我已经尝试实现一个 for 循环,它将从上到下循环遍历堆栈,并为每个节点创建一个对传递时新列表的引用。我添加了打印语句,数据引用似乎匹配,但我的测试仍然失败。
public class LinkedStack<E> implements Stack<E>{
private int size = 0;
// Unlike the book, we'll use an inner class for our Node.
// Its two data members can be accessed directly by the Stack
// code, so we don't need setters and getters.
protected class Node{
E data;
Node next;
}
protected Node top; // not public, but can still be seen by other classes in the
// csci211 package.
/** Create an empty stack.
*
*/
public LinkedStack(){
top = null;
}
@Override // see interface for comments.
public void push(E e){
//TODO 75
Node temp = new Node();
temp.data = e;
temp.next = top;
top = temp;
}
@Override // see interface for comments.
public E pop(){
if (top==null) {
throw new NoSuchElementException("Cannout pop an Empty Stack.");
}
E topvar;
topvar = top.data;
top = top.next;
return topvar;
}
@Override // see interface for comments.
public E peek() {
if (top == null) {
throw new NoSuchElementException("Cannout peek an Empty Stack.");
}
//E topvar;
//topvar = top.data;
return top.data;
}
/** Retrieve the number of elements on this stack.
*
* @return an int containing the number of elements
*/
public int size() {
return this.size;
}
/** An Iterator for our LinkedStack.
*
* @author rhodes
*
*/
class LinkedStackIterator implements Iterator<E> {
LinkedStack<E>.Node next; // the book calls this "current"
public LinkedStackIterator(LinkedStack<E> s){
next = s.top;
}
@Override
public boolean hasNext() {
return top != null;
//TODO 100
//return false;
}
@Override
public E next() {
if (!hasNext()) throw new NoSuchElementException();
E data = top.data;
top = top.next;
return data;
//TODO 100
//return null;
}
}
@Override
public void add(E element) {
push(element);
}
@Override
public void clear() {
this.top = null;
this.size = 0;
}
@Override
public List<E> shallowCopy() {
LinkedStack<E> newstack = new LinkedStack<E>();
ArrayList<E> Alist = new ArrayList<E>();
//Iterate through while we haven't hit the end of the stack
Node newtest = top;
while (newtest != null) {
Alist.add(newtest.data);
newtest = newtest.next;
//TODO 85
}
for(int i = Alist.size()-1;i>=0;i--) {
newstack.push(Alist.get(i));
}
return newstack;
}
@Override
public Iterator<E> iterator() {
return new LinkedStackIterator(this);
}
}
这是我未通过的 Junit 测试
@Test
@SuppressWarnings("deprecation") // for Date.setHours(), Date.getHours()

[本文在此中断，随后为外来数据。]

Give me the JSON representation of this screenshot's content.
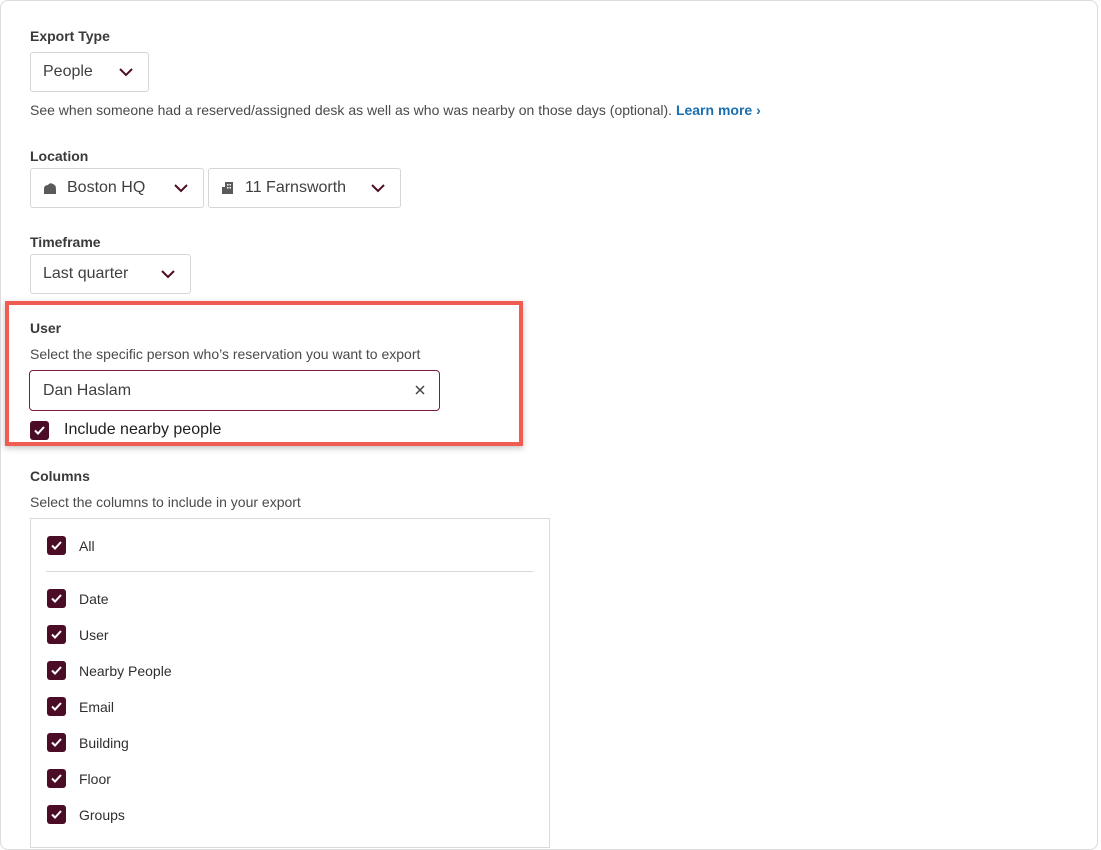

public void shallowCopy1() {
// let's use Date, since it's mutable.
LinkedStack<Date> s = new LinkedStack<Date>();
Date d = new Date();
d.setHours(17);
s.push(d);
LinkedStack<Date> s2 =(LinkedStack<Date>) s.shallowCopy();
Date d2=s2.pop();
// The shallow copy should contain references to the same objects
// as the original.
assertTrue(d == d2);
// So, we can change the Date in the original list using the Date that
// came from the shallow copy.
d2.setHours(14);
assertTrue(d.getHours() == 14);
// I don't usually put two asserts in one test, but this seems like
// an instructive example.
}
@Test(expected=NoSuchElementException.class)

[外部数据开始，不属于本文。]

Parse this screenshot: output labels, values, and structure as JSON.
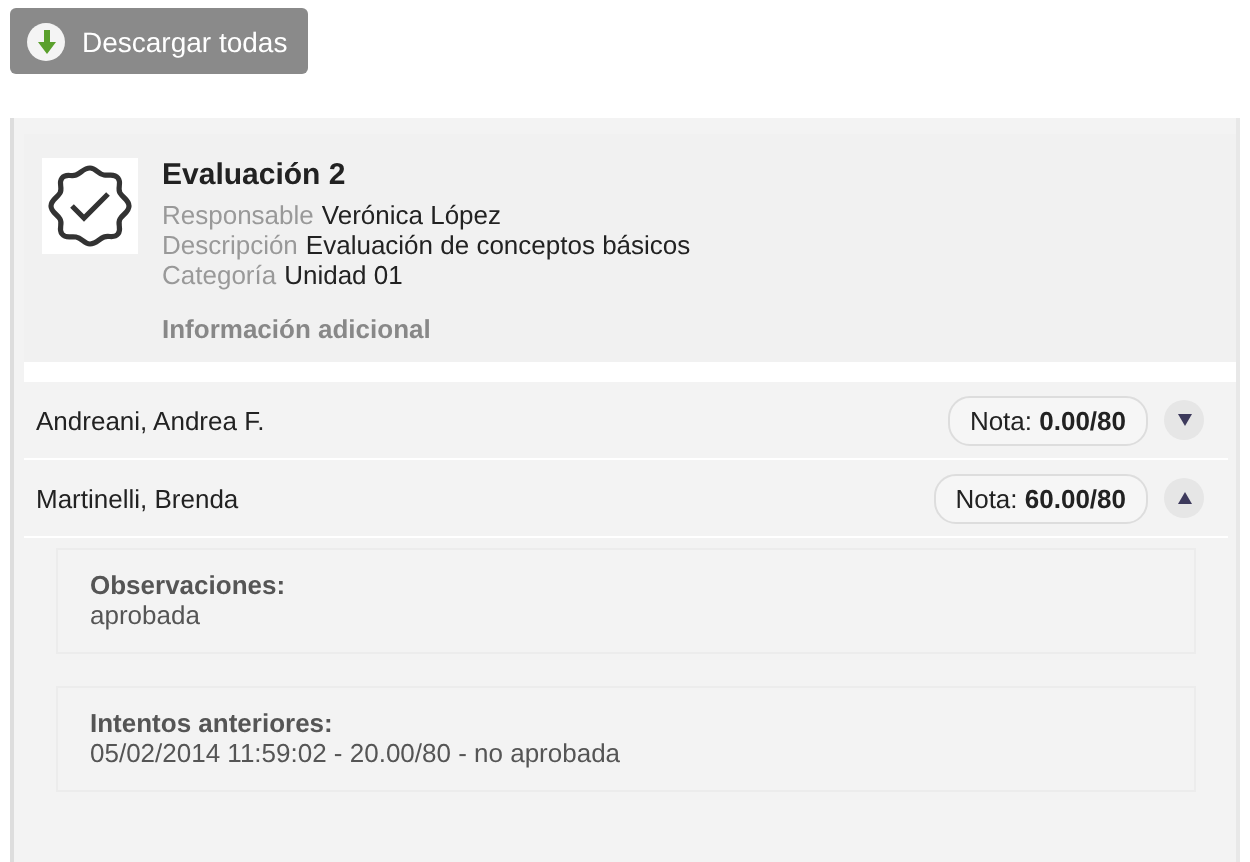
{
  "download_button": {
    "label": "Descargar todas"
  },
  "evaluation": {
    "title": "Evaluación 2",
    "fields": [
      {
        "label": "Responsable",
        "value": "Verónica López"
      },
      {
        "label": "Descripción",
        "value": "Evaluación de conceptos básicos"
      },
      {
        "label": "Categoría",
        "value": "Unidad 01"
      }
    ],
    "extra_link": "Información adicional"
  },
  "students": [
    {
      "name": "Andreani, Andrea F.",
      "grade": "Nota: **0.00/80**",
      "expanded": false
    },
    {
      "name": "Martinelli, Brenda",
      "grade": "Nota: **60.00/80**",
      "expanded": true,
      "sections": [
        {
          "title": "Observaciones:",
          "text": "aprobada"
        },
        {
          "title": "Intentos anteriores:",
          "text": "05/02/2014 11:59:02 - 20.00/80 - no aprobada"
        }
      ]
    }
  ]
}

public void shallowCopy2() {
LinkedStack<Integer> s1 = new LinkedStack<Integer>();
for(int i=0; i<10; i++) {
s1.push(i);
}
LinkedStack<Integer> s2 =(LinkedStack<Integer>) s1.shallowCopy();
s2.push(10); // supposed to only affect s2
s2.push(11); // supposed to only affect s2
for(int i=0; i<10; i++) {
s1.pop();
}
int last = s1.pop(); // should throw
}
@Test
public void shallowCopy3() {
LinkedStack<Integer> q1 = new LinkedStack<Integer>();
for(int i=0; i<10; i++) {
q1.push(i);
}
LinkedStack<Integer> q2 =(LinkedStack<Integer>) q1.shallowCopy();
//Let's check that the order of elements is correct in the copy.
for(int i=0; i<10; i++) {
int v1=q1.pop();
int v2=q2.pop();
assertEquals(v1, v2);
}
}
如果有人能指出正确的方向,我将不胜感激。 这是一道作业题。
浅拷贝尽可能少重复。集合的浅表副本是集合结构的副本,而不是元素。使用浅拷贝,两个集合现在共享单个元素。

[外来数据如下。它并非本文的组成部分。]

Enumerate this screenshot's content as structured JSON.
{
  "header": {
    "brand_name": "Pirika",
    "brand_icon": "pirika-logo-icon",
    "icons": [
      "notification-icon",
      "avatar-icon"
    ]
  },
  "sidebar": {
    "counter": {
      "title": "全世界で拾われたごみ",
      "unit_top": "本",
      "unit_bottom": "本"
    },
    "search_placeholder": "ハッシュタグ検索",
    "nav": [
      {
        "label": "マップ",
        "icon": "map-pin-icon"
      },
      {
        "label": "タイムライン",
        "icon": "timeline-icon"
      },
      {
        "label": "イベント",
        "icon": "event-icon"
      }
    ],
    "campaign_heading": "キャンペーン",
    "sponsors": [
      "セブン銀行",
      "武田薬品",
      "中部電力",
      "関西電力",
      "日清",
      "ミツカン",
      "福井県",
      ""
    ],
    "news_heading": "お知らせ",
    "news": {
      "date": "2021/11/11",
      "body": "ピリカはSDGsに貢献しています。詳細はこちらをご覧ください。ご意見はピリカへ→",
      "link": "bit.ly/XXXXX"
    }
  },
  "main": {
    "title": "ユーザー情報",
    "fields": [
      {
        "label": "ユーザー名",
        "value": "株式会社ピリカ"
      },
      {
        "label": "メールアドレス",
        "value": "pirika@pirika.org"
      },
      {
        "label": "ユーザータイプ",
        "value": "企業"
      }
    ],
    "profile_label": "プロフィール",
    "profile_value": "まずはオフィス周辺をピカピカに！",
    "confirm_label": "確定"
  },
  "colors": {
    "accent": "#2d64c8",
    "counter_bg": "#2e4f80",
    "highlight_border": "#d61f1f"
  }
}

深拷贝复制一切。集合的深拷贝是两个集合,其中原始集合中的所有元素都是重复的。
protected class Node{
E data;
Node next;
Node(Node node){
this.next = node.next;
this.data = node.data;
}
}
@Override
public List<E> shallowCopy() {
// LinkedStack<E> newStack = new LinkedStack<E>();
//Iterate through while we haven't hit the end of the stack
Node s = new Node(top);
while (top.next != null) {
s.next = new Node(top.next);
top = top.next;
s = s.next;
}
System.out.println("FINSHED!");
return (List<E>) s;
}
@Override
public List<E> shallowCopyWithoutUpdatingNodeClass() {
// LinkedStack<E> newStack = new LinkedStack<E>();
//Iterate through while we haven't hit the end of the stack
Node s = new Node(top);
while (top.next != null) {
s.next = new Node();
s.next.next = top.next;
s.next.data = top.data;
top = top.next;
s = s.next;
}
System.out.println("FINSHED!");
return (List<E>) s;
}
答案受启发:- What is the difference between a deep copy and a shallow copy?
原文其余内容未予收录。